During a presentation Friday, Sept. 17, to more than 40 public policy, Latin American studies, government and sociology students at the University of Texas at Austin, Salvadoran journalists Oscar Martinez and Carlos Dada of ElFaro.net explained how the multi-media news website put together a project looking at the dangerous path of undocumented Central American migrants through Mexico.

Martinez and a team from El Faro spent a year on the road, walking the migrant path, visiting migrant shelters and interviewing some of the half-million Central Americans who have made the 28-day journey through Mexico on their way to the United States.

"We wanted to see the migration phenomenon through the eyes of the security crisis in Mexico," explained Dada, who along with Martinez were in Austin for the 8th Austin Forum for Journalism in the Americas. "The result was extraordinary.

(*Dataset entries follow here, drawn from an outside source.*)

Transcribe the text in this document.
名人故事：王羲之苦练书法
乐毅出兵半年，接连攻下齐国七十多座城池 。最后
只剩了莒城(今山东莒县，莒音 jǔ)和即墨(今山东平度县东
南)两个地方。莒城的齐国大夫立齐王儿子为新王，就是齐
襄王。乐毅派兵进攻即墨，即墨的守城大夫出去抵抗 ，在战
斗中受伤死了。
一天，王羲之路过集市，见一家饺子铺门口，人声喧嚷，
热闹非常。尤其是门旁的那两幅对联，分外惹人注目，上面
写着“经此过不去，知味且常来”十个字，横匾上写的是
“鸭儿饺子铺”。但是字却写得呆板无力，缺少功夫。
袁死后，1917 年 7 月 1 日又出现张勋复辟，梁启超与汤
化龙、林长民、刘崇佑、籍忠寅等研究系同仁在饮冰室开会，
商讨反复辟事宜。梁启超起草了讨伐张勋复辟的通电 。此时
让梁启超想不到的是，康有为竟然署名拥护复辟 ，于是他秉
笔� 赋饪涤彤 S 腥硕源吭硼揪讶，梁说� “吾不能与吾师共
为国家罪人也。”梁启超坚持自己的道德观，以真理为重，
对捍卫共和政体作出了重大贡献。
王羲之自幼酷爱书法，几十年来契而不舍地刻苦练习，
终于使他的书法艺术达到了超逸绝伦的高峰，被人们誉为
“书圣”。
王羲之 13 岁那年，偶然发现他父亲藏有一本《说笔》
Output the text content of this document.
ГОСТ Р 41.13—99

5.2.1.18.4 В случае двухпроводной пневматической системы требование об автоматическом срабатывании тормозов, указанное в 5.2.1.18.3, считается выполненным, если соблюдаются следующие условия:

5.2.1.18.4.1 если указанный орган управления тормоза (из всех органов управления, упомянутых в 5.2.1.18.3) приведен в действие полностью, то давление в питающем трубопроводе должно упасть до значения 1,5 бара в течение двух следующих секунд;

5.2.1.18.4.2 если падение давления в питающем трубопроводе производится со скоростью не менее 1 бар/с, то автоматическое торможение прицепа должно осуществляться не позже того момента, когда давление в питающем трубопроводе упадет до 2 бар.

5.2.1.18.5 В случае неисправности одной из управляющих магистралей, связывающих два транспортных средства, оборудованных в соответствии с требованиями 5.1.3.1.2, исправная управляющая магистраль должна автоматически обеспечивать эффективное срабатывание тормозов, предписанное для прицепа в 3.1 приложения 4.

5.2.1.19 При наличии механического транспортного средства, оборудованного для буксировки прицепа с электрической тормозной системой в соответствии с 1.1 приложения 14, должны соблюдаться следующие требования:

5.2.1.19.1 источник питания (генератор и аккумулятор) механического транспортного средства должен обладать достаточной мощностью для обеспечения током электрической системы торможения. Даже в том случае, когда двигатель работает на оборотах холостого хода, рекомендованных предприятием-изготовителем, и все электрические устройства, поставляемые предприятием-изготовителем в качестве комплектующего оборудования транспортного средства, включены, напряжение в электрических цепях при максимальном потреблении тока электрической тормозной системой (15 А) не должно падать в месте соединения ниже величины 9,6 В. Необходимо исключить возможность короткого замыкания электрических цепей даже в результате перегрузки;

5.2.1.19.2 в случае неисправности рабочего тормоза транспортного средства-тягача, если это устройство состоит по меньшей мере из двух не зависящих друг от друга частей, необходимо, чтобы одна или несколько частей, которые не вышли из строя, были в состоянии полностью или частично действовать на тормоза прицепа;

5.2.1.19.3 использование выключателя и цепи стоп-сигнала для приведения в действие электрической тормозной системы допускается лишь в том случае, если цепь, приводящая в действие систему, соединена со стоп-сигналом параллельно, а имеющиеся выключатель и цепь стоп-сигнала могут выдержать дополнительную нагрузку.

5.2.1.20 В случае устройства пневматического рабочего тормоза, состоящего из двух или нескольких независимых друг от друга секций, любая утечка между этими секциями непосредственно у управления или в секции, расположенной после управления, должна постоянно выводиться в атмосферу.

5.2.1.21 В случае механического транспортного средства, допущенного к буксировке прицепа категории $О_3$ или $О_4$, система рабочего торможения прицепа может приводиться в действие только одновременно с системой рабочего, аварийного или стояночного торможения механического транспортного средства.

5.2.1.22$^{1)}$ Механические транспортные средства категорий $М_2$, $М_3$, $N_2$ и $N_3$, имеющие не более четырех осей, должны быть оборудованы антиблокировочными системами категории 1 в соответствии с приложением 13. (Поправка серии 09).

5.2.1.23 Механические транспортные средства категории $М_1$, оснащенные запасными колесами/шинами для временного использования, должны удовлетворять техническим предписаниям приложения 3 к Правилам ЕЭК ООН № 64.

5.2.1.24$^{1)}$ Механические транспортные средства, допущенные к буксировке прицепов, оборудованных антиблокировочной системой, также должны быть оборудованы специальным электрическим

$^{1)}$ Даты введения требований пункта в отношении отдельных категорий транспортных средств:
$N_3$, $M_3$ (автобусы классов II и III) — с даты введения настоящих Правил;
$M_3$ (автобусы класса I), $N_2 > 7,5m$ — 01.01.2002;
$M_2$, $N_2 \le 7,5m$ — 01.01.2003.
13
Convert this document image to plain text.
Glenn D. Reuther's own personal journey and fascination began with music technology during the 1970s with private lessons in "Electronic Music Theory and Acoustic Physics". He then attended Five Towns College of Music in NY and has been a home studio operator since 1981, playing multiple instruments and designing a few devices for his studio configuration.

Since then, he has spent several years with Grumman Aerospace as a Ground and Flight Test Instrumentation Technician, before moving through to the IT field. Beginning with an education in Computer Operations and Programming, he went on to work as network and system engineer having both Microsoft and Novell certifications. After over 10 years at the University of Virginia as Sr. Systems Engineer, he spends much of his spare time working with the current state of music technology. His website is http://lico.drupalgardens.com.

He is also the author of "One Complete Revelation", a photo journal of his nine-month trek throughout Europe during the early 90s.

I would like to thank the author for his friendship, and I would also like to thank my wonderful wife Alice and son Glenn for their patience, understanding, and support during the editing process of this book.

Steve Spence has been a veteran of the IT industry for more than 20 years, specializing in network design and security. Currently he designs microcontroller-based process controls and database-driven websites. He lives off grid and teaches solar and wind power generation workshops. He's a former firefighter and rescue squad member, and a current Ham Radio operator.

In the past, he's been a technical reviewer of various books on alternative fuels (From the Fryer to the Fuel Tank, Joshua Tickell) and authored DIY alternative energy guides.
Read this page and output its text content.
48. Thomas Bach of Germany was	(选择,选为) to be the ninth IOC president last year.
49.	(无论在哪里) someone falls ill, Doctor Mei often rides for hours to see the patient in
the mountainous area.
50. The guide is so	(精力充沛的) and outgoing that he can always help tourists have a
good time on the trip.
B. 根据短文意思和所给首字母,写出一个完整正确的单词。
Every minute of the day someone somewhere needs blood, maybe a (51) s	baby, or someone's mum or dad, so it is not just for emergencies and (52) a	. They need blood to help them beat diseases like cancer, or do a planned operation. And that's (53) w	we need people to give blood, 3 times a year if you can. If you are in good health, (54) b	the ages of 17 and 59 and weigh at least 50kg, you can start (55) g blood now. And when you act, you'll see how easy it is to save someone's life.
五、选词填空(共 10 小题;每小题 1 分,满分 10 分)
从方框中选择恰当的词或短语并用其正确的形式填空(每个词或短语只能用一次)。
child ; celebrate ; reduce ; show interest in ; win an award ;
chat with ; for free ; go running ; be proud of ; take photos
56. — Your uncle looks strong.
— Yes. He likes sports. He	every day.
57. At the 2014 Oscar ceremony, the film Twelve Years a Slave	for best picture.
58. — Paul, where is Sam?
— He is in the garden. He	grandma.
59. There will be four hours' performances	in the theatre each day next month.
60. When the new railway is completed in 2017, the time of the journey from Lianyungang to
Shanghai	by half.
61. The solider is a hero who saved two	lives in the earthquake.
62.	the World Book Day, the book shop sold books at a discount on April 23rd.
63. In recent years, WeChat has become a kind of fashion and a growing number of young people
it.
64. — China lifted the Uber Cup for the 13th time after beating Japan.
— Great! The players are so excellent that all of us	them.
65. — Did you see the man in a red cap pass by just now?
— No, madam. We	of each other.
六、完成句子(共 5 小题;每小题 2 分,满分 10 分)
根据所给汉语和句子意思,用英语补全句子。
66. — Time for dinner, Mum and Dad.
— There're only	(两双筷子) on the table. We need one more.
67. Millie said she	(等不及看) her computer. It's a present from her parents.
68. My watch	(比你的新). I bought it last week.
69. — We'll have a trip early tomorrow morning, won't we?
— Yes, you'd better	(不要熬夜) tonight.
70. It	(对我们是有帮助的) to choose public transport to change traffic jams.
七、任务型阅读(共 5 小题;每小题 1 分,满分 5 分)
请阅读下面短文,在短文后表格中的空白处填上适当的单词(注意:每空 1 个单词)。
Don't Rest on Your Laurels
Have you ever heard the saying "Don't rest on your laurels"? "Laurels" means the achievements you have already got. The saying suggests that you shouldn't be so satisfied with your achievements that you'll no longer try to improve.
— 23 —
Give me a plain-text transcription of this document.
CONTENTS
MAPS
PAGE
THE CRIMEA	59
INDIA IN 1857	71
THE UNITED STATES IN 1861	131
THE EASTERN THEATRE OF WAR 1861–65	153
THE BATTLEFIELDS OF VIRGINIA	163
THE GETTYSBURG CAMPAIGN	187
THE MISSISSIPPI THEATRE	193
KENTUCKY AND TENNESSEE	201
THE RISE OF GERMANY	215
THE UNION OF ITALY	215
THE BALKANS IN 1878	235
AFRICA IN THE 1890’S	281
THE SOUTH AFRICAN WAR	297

We found one of the biggest humanitarian crises in the world."

For example, he said, 80 percent of women migrants are sexually assaulted by the time they reach Oaxaca, Mexico, and 500 migrants are kidnapped in a week.

El Faro has produced a book, The Migrants that Don't Matter, with the stories of the migrants Martinez met on his journey. Additionally, El Faro has published a book of photos, On the Road, and a documentary video.

El Faro, founded in 1998 by Dada, is Latin America's first completely web-based, digital newspaper.